# Kate Middletons wedding nails.



## zadidoll (Apr 30, 2011)

http://www.graziadaily.co.uk/GraziaDailyNails/archive/2011/04/29/win-kate-middletons-wedding-nail-polish.htm



> And...breath.  Finally we've seen the dress, the hair and the make-up but you know what _GDN_ is reeeally interested in - her digits!  So we can exclusively reveal *Marina Sandoval*, manicurist extraordinaire, painted *Kate Middleton*'s nails yesterday lunchtime in *Bourjois*' "Rose Lounge" no 28 (mixed with a little bit of *Essie* 423 Allure). The pale creamy pink shade is perfect for our future queen because, as we all know, Kate wanted to go neutral-classic for her bridal look. Of course, as *William* placed (actually, pushed and shoved) the wedding band on his new wife, we all cooed at the way Kate - sorry, *Princess Catherine* has stayed true to her classic style on the biggest day of her life.


 For those in the UK the polish is sold at Boots but those in the US can forget about getting a bottle through Boots. Canadians you're in luck! Bourjois is sold in Canada! You can find it at Sears and Sephora in Canada!

http://www.bourjois.ca/







Bourjois Paris So Laque! Ultra Shine Nail Polish in Rose Lounge, # 28.

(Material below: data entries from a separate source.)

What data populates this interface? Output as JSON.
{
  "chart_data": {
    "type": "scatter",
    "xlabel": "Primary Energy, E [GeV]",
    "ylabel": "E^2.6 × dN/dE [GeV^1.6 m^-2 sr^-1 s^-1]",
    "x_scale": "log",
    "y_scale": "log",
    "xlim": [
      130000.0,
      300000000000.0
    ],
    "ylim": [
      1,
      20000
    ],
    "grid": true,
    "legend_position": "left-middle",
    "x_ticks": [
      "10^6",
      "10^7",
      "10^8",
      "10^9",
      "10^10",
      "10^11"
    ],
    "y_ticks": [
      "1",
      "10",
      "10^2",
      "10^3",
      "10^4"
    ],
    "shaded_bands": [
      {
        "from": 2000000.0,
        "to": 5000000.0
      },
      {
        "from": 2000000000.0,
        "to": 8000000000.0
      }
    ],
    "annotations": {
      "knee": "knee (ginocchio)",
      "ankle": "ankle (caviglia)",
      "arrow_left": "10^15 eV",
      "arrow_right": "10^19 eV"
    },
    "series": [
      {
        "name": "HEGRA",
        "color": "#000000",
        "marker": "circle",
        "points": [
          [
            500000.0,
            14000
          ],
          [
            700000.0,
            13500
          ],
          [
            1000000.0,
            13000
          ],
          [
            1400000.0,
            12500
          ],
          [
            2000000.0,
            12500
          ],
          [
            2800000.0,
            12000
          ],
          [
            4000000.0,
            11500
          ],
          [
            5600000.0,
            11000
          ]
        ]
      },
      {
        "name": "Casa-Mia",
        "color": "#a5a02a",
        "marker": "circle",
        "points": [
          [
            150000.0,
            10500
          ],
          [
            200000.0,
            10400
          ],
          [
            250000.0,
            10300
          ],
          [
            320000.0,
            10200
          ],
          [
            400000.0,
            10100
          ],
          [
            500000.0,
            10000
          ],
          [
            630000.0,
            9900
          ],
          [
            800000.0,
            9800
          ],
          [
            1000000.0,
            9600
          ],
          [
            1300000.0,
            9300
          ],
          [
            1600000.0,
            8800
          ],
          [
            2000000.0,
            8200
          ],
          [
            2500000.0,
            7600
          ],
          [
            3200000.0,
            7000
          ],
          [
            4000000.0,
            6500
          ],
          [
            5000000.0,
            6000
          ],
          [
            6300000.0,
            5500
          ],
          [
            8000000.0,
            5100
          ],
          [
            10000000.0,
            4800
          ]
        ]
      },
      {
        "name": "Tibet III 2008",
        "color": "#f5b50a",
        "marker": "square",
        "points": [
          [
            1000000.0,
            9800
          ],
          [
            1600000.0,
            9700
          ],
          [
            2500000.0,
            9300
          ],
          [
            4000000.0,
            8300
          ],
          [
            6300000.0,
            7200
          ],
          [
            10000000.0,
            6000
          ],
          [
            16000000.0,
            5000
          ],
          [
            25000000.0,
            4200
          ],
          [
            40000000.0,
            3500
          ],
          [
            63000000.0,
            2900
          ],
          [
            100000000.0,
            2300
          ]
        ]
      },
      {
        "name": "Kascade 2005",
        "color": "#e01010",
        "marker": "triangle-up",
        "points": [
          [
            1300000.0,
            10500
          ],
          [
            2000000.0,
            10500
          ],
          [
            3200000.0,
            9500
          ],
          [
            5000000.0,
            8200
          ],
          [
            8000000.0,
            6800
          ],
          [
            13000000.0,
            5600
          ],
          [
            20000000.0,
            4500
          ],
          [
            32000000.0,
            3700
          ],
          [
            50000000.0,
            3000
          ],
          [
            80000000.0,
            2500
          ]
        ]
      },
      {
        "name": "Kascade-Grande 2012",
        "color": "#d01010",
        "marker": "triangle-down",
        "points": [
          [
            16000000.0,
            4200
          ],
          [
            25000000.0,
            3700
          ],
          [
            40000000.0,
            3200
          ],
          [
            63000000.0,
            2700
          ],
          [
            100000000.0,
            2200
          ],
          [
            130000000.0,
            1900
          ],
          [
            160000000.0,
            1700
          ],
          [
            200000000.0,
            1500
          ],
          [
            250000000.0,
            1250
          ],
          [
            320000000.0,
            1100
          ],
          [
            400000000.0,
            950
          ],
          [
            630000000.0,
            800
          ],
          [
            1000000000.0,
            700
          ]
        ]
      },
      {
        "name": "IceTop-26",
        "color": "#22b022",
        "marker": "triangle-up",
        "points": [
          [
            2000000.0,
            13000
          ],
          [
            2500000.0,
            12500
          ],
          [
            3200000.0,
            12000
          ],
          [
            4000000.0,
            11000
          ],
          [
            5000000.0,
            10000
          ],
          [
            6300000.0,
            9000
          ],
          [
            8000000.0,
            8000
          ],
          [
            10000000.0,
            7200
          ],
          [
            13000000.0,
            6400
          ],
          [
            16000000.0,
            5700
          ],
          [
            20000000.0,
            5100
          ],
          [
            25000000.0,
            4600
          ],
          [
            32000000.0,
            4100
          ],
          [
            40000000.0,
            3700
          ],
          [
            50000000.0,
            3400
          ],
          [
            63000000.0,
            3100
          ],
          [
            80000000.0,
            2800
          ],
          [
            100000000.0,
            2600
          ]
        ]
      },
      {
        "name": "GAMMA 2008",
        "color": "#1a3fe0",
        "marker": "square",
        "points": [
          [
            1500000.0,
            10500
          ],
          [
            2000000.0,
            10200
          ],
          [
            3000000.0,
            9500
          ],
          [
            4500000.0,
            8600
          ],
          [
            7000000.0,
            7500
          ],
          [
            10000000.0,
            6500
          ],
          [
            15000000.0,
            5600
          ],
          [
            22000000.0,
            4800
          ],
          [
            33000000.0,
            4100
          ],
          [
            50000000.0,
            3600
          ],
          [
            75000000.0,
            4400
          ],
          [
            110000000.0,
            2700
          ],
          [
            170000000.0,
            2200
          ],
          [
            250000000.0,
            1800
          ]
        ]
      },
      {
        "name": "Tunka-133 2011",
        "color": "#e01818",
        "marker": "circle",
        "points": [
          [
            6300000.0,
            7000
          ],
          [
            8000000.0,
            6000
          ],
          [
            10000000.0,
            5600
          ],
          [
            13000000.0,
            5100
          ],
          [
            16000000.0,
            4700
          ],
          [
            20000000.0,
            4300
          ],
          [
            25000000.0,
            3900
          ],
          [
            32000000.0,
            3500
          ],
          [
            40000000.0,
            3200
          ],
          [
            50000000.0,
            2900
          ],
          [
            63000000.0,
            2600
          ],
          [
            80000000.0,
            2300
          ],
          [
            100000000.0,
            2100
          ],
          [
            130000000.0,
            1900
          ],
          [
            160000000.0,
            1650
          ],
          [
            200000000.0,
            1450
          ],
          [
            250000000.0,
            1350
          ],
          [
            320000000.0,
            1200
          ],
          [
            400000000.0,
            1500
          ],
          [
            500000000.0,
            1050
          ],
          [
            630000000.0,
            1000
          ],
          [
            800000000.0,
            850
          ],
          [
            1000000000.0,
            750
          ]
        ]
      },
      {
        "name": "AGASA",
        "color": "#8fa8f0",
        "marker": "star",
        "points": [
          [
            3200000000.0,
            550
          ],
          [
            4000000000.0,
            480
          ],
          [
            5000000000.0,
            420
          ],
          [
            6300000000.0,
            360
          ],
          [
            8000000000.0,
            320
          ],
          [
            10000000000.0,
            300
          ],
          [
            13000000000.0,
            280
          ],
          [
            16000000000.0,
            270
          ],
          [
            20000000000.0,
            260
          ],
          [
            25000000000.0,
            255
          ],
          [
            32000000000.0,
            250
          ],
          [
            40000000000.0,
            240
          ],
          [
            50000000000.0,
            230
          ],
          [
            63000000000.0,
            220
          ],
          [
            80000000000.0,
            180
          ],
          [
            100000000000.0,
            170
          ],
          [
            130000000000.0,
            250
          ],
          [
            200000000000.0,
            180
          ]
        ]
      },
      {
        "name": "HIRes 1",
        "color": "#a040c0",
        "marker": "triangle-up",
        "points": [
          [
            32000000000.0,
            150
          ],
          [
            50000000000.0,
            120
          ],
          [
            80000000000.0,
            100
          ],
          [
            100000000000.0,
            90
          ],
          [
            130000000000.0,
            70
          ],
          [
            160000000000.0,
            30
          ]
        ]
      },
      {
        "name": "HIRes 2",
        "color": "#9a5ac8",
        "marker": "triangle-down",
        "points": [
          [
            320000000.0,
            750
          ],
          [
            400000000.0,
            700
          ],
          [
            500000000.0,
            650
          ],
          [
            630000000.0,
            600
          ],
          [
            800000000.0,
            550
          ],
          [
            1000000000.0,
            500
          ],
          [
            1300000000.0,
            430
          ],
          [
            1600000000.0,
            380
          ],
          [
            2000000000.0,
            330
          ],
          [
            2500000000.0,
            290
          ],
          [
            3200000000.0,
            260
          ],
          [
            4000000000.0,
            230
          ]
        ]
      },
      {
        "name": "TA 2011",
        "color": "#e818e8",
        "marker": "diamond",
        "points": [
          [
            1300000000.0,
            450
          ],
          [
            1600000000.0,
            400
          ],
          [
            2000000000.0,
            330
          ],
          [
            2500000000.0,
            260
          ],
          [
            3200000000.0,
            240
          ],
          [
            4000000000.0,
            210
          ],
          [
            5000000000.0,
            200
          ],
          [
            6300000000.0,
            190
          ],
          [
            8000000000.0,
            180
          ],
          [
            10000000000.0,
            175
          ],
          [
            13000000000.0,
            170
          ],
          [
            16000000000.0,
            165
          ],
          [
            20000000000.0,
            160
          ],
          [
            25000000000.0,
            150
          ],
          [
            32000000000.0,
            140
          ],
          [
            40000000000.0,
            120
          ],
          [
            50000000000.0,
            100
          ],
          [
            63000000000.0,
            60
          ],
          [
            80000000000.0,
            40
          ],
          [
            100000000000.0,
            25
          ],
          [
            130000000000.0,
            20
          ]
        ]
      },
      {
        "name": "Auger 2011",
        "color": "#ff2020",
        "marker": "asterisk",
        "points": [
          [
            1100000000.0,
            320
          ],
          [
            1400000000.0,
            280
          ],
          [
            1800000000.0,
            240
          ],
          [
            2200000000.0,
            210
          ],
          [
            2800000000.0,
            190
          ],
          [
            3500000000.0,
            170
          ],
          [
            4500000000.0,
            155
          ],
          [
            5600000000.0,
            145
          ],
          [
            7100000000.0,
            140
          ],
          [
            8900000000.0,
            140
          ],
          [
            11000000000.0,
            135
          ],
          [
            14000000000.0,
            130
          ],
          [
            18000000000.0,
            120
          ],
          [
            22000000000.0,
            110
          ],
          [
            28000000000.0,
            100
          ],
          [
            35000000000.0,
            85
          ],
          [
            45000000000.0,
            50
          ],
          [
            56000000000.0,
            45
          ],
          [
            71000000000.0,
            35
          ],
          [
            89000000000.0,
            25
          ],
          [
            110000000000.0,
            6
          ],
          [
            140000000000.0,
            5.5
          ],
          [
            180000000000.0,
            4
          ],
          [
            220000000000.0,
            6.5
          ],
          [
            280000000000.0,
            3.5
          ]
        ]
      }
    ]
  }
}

Essie 423 Allure should be available in the US.


----------



## AmourAnnette (May 1, 2011)

I expected more for her manicure, to be honest. But it was what she was aiming for, simple and elegant


----------



## llehsal (May 1, 2011)

Oh dear.  Hot number.


----------



## 2010sherrybaby (May 3, 2011)

> Originally Posted by *AmourAnnette* /img/forum/go_quote.gif
> 
> I expected more for her manicure, to be honest. But it was what she was aiming for, simple and elegant


Very elegant. I love it. Very queen like lol


----------